Some of the high-income countries already aboard are Australia, Canada, Japan, Sweden, the United Kingdom, and 27 European Union member states. The list of 92 low- and middle-income countries includes the Democratic Republic of the Congo, Ghana, India, Mongolia, Ukraine, and Vietnam. Together, the countries will pool resources to support the development of at least nine vaccine candidates already in the works, then buy up doses after licensing and regulatory approval in order to fairly distribute them.
“This is not charity, it’s in every country’s best interest,” Dr. Tedros said in the press conference. “We sink or we swim together.”
The gargantuan global effort is expected to require at least $35 billion to have an impact on the pandemic. So far, it has only raised about $3 billion. Tedros on Monday called for an immediate infusion of $15 billion to keep the effort going.

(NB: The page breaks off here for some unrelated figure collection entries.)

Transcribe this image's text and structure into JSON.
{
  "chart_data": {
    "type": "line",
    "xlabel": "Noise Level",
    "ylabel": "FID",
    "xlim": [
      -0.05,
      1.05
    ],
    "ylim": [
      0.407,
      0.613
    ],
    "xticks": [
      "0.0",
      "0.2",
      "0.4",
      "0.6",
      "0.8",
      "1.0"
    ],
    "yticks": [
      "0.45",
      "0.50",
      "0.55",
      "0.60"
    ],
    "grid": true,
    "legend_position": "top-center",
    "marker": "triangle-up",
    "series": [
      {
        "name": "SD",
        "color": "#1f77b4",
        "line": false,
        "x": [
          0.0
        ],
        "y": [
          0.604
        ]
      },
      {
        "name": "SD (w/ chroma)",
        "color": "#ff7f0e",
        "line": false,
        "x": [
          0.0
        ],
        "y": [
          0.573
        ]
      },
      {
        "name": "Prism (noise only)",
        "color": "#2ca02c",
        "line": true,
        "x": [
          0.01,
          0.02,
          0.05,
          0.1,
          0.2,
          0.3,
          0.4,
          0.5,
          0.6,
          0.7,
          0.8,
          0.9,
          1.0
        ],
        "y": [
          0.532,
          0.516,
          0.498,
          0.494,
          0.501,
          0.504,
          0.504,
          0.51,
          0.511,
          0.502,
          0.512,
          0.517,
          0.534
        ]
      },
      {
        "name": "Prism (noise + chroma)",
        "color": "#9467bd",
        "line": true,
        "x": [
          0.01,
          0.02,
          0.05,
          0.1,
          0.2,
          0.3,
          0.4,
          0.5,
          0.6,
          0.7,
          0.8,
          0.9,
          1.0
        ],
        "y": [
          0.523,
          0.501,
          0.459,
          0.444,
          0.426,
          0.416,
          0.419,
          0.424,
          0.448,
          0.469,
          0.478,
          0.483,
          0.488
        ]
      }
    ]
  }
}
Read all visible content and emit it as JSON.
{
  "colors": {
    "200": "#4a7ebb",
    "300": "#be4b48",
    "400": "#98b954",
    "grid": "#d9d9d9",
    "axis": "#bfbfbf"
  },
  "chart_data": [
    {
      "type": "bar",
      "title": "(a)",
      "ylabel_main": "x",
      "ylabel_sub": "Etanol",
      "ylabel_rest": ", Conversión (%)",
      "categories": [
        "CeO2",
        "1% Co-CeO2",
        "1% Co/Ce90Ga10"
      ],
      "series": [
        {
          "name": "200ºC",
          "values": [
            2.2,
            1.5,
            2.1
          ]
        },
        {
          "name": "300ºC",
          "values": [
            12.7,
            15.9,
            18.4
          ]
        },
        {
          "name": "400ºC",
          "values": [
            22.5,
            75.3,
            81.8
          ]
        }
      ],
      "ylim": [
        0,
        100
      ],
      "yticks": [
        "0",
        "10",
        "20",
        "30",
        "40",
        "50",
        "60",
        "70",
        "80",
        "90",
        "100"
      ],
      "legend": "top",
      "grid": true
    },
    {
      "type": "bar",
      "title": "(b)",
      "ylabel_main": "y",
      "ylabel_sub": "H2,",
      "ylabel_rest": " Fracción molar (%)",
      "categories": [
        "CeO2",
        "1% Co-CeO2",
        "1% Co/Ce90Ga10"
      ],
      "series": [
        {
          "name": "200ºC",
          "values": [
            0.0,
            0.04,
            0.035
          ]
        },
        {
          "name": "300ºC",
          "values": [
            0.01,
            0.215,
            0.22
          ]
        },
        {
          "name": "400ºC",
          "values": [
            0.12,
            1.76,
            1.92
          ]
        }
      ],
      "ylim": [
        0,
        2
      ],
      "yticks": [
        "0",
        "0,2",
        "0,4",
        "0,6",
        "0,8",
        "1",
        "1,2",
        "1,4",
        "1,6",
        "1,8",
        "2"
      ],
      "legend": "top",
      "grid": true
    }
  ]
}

One country notably absent from the long lineup of participants is the US. The Trump administration said earlier this month that it would not join the program—called the COVID-19 Vaccines Global Access (COVAX) Facility—because of the involvement of the WHO. President Trump said at the end of May that he intended to withdraw the country from the WHO, which experts quickly called “shortsighted” and “self-defeating.”
Also absent from the list are Russia and China, which have already issued authorizations for experimental vaccines and have begun distributing them before clinical trials are complete. China, for instance, has reportedly inoculated tens of thousands of people already.
The absence of such big players makes COVAX’s success more precarious. Additionally, some high-income countries—including the US—have brokered individual deals with vaccine developers to secure millions of doses if a vaccine proves successful in trials. The deals, which Tedros has criticized as “vaccine nationalism,” could undercut supplies for global distribution. Conversely, if deals don’t result in secured doses—such as in the highly probable scenario that individual vaccines will fail late-stage clinical trials—countries that only have bilateral deals could struggle to gain access to a successful vaccine. The WHO has instead suggested that countries can make their own deals while also buying into the global effort.
Countries that participate in COVAX will be guaranteed a share of a successful vaccine. In a recently released report, WHO laid out how COVAX will distribute vaccines in a two-phase process. The first phase aims to get each country a supply for 20 percent of its population, allowing vaccination of high-priority groups such as healthcare workers, the elderly, and people with underlying health conditions that increase their risks from COVID-19.
Because supplies will be limited at the outset of vaccine distribution, phase one has an initial stage that aims for vaccine doses for just 3 percent of each country’s population, with those first doses suggested to go to frontline health and social care workers. Phase one will continue until each country hits 20 percent.
At that point, phase two begins, and countries will get supplies to vaccinate the population beyond 20 percent. However, in this phase, each country’s allocation may be strategically weighted to take into account local transmission and other vulnerabilities.